Mentoring and Pair Programming
Time is fun
Billy Fung /
2017-08-17
You’re never too smart for dumb questions
One of the main benefits of pair programming is the fact that you’ll probably encounter questions you’ve never thought of people. Especially if you pair with somebody that doesn’t have much knowledge of the programming language and you are trying to teach them. It’s refreshing to get questions from an inquiring mind that has just been recently exposed to something completely new.
I don’t consider myself an expert Python programmer, especially since I always get asked questions I can’t answer. I know how the language works, and it’s features, but I still learn a lot from getting asked very specific questions that I normally don’t think of. Usually the questions pertain to things within the programming language that I gloss over, or haven’t fully learned.
Being asked questions also forces you to reinforce your own understanding. I try my best to think of analogies as answers if possible, trying to connect something abstract to something more tangible. This is how I learned most of everything I was taugh in uni, taking abstract concepts and thinking of them in a way that makes them concrete.

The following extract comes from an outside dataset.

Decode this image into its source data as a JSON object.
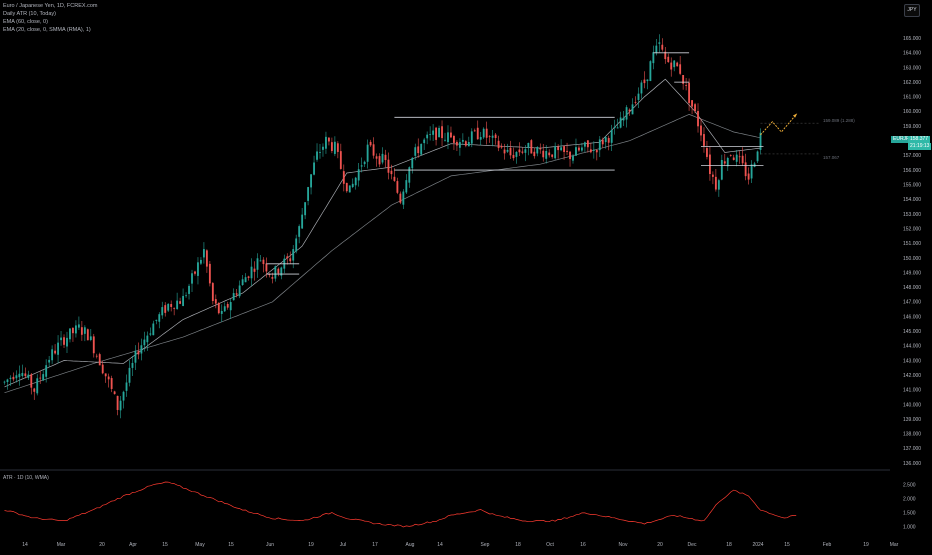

For example, I was asked yesterday about Docker, and how Docker works within our development environment. Something that is difficult to do is finding the right balance between too much information, and too little information. To a beginner, eyes get glossy when you start delving into very technical jargon, so you have to find the right balance. I explained that Docker is like an Ikea instruction manual, very simple and no words; no matter what language you speak you can build the same final product.
That might’ve been a terrible analogy, but I never really thought about what Docker was before, only what it could do and how we could use it.